Atuação do poder público para reduzir casos de violência contra mulheres no Acre inclui ônibus lilás, rede de apoio às vítimas e ações coordenadas nos municípios

Nos últimos anos, o governo do Acre tem concentrado ações e medidas para reduzir os casos de violência contra a mulher em todo o estado. Algumas foram a criação da Secretaria da Mulher (Semulher), o fortalecimento das delegacias especializadas nas duas regionais, Cruzeiro do Sul e Rio Branco, incentivo à rede de apoio às mulheres vítimas e a expansão da Patrulha Maria da Penha. O contexto da violência contra a mulher também é debatido, no intuito de elaborar políticas públicas de prevenção e suporte.
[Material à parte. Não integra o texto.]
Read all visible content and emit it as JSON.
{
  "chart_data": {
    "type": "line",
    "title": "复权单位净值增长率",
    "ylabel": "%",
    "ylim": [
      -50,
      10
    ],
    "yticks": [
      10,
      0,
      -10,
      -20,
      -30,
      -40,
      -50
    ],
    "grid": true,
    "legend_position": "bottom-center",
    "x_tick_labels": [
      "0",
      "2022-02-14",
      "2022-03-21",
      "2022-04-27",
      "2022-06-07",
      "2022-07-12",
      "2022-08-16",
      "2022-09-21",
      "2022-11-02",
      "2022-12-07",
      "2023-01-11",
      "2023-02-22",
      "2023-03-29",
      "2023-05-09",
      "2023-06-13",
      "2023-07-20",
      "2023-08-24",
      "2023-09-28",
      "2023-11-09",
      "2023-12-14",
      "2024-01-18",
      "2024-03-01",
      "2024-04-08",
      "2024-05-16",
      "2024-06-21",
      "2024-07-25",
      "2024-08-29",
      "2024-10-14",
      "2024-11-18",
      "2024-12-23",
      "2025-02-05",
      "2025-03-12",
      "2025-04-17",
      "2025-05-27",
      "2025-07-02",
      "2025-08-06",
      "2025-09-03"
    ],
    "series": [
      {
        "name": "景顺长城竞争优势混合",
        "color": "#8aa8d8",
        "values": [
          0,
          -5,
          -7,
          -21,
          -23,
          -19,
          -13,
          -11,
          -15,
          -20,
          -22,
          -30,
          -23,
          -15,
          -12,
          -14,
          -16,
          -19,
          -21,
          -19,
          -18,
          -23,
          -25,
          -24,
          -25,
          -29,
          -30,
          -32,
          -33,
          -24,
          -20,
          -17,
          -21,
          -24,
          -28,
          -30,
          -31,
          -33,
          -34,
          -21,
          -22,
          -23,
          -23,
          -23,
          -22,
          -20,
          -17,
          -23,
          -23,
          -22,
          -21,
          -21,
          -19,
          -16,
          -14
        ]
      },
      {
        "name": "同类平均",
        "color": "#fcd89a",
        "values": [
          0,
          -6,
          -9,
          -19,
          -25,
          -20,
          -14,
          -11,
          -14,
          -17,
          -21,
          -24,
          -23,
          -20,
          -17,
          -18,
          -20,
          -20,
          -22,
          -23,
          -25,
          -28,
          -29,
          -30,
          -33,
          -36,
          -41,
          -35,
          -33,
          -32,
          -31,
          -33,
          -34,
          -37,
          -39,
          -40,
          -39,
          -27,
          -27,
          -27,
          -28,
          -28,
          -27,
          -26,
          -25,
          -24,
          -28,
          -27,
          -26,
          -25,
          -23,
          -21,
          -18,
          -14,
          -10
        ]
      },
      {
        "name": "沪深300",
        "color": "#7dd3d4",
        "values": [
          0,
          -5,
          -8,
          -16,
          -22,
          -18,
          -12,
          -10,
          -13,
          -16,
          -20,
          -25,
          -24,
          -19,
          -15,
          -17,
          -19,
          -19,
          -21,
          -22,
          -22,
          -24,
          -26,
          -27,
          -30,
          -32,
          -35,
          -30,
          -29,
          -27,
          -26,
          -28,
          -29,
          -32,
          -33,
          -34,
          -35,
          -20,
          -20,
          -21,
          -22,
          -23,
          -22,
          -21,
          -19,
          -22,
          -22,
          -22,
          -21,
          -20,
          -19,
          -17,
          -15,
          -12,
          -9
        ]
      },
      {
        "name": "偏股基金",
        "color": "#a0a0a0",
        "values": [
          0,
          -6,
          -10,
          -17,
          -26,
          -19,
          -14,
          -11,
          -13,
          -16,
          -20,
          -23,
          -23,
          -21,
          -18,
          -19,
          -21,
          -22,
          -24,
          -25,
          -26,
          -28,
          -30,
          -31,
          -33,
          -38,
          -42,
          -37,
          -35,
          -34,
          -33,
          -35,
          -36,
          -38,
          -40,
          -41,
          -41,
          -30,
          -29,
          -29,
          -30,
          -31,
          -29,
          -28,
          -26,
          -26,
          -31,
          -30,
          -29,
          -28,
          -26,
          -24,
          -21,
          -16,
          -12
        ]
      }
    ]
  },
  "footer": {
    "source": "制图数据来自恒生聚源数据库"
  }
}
Mesmo com tanto apoio, esse tipo de violência ainda é um desafio para o Estado. Só este ano, foram contabilizados cinco feminicídios. Mas, com medidas efetivas, esse número foi reduzido em 29%, se comparados os dados de 2018 e 2023, que constam no Feminicidômetro, uma ferramenta criada pelo Ministério Público do Acre (MPAC). Para além da redução, o objetivo é zerar essa estatística no estado.

As informações contidas nos infográficos foram extraídas das fontes com auxílio do Observatório de Análises Criminais do Núcleo de Apoio Técnico (NAT), órgão auxiliar do MPAC, dos Procedimentos Policiais Eletrônicos do Sistema Nacional de Informações de Segurança Pública (Sinesp/PPE) e do Sistema de Automação do Judiciário (SAJ) do MPAC e do Tribunal de Justiça do Acre.

Ações itinerantes são levadas aos municípios pelo Ônibus Lilás . Foto: Franklin Lima/Semulher

O crime de feminicídio é tipificado quando há um assassinato de mulher motivado por violência doméstica, ou por menosprezo ou discriminação à condição feminina. Das cinco mortes registradas este ano, duas foram em Feijó, duas em Rio Branco e uma em Tarauacá.

A delegada Juliana de Angelis disse que, somente na capital, em pouco mais de cinco meses, foram instaurados 665 inquéritos policiais na Delegacia da Mulher (Deam). “São crimes de natureza de violência doméstica e contra a dignidade sexual praticados contra mulheres. Além dos crimes contra a vida, consumados e tentados, que também são de atribuição da Deam”, explica.

Os inquéritos policiais possuem prazo legal de conclusão de 30 dias, podendo ser prorrogado a depender da necessidade da investigação e realização de diligências. “Importante dizer que, após a reestruturação física e de pessoal da Deam em abril de 2023, o tempo de conclusão dos inquéritos foi reduzido, sendo que, um ano após a inauguração da Deam, já tinham sido remetidos cerca de 86% dos inquéritos policiais instaurados”, reforça.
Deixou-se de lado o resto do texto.